Since August the 9th 2016, Silvia B’s fauns Vino and Valentino and her pieta M. & J. have been on display in one of the galleries at Rijksmuseum Twenthe. In that space, they strike up an unusual dialogue with Dode Zwaan (Dead Swan) by Jan Weenix (1642-1719), a painting impressive in terms of both size and impact.

I had seen Vino, Valentino and the pieta M. & J. before, in the exhibition Kunstpark Soestdijk in spring 2016. They were installed in the palace’s white dining room, amid playful cherubs on marble pillars and garden vases emblazoned with mythological figures. Infusing the dining hall with a fervid intensity that wasn’t there before; a discomfiture that cannot be ignored.

In 2009, Silvia B. had a show at Ron Mandos Gallery in Amsterdam, Les plus Beaux part II. In a Plexiglas case lies Le Fou with eyes closed, apparently at peace, a white python around his neck. Above Le Fou’s right ankle, the number 777 is a tattooed. What is all this saying? Has Le Fou – the Western world? – just been strangled?

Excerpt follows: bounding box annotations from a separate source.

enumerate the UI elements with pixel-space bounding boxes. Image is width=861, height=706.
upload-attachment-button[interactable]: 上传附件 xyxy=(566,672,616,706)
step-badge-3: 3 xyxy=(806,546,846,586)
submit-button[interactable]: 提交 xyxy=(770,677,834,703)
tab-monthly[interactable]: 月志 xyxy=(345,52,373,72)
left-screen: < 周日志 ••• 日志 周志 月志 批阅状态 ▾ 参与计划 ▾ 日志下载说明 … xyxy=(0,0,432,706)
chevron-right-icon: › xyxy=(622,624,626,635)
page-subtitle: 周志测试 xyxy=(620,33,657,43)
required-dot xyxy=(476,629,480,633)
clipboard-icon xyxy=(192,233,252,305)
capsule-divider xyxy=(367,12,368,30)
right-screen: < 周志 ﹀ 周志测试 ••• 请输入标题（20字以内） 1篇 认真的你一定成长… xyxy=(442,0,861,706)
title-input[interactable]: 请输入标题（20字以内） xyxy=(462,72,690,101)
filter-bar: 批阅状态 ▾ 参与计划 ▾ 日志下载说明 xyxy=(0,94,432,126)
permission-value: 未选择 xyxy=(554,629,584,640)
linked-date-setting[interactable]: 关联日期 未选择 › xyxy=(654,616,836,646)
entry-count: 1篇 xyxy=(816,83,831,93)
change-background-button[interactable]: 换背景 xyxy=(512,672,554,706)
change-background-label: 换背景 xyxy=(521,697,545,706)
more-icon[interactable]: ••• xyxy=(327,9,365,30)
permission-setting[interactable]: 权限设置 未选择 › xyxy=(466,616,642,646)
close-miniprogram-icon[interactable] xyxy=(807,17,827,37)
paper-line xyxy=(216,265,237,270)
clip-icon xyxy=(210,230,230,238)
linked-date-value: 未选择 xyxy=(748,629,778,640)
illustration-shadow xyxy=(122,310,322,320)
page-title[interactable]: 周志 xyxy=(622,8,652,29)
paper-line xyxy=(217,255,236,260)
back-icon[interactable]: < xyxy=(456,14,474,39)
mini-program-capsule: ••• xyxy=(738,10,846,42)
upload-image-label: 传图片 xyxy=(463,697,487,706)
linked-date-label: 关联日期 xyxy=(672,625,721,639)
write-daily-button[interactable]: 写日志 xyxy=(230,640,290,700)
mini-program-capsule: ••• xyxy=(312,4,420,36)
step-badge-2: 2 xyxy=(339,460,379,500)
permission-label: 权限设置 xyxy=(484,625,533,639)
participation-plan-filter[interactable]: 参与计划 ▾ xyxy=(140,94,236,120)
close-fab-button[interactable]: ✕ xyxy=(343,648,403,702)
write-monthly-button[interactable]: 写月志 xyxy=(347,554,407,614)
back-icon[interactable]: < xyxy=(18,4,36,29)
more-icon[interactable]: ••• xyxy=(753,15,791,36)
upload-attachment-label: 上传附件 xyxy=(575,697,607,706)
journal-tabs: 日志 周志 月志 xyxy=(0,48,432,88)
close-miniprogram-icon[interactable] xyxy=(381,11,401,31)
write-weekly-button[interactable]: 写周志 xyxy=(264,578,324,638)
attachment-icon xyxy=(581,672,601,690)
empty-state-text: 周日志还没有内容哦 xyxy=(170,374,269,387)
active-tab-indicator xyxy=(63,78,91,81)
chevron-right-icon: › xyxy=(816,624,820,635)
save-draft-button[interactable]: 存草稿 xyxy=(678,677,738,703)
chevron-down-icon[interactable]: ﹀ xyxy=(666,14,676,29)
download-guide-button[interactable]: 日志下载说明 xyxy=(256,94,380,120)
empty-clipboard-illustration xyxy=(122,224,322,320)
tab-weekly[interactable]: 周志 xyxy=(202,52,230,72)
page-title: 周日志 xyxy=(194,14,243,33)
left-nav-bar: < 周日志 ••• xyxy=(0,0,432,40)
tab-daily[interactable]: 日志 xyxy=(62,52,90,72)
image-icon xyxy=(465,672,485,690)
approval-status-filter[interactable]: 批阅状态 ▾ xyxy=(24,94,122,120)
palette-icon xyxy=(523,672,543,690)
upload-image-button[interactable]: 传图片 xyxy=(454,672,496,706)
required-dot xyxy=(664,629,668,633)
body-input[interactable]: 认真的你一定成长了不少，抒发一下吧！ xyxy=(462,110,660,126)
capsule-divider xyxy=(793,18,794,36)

Silvia B.’s work is permeated by questions of this sort about role patterns, expectations, gender, androgyny, decadence and Weltschmerz in the spirit of Lord Byron.  Where the focus lies not on a lost, nostalgic world, not on a ‘before’ when everything was ‘better’, but on values that are unmissable if we are to have any faith in the future: awareness, acknowledgement, compassion, piety, and that sadly misused word, respect.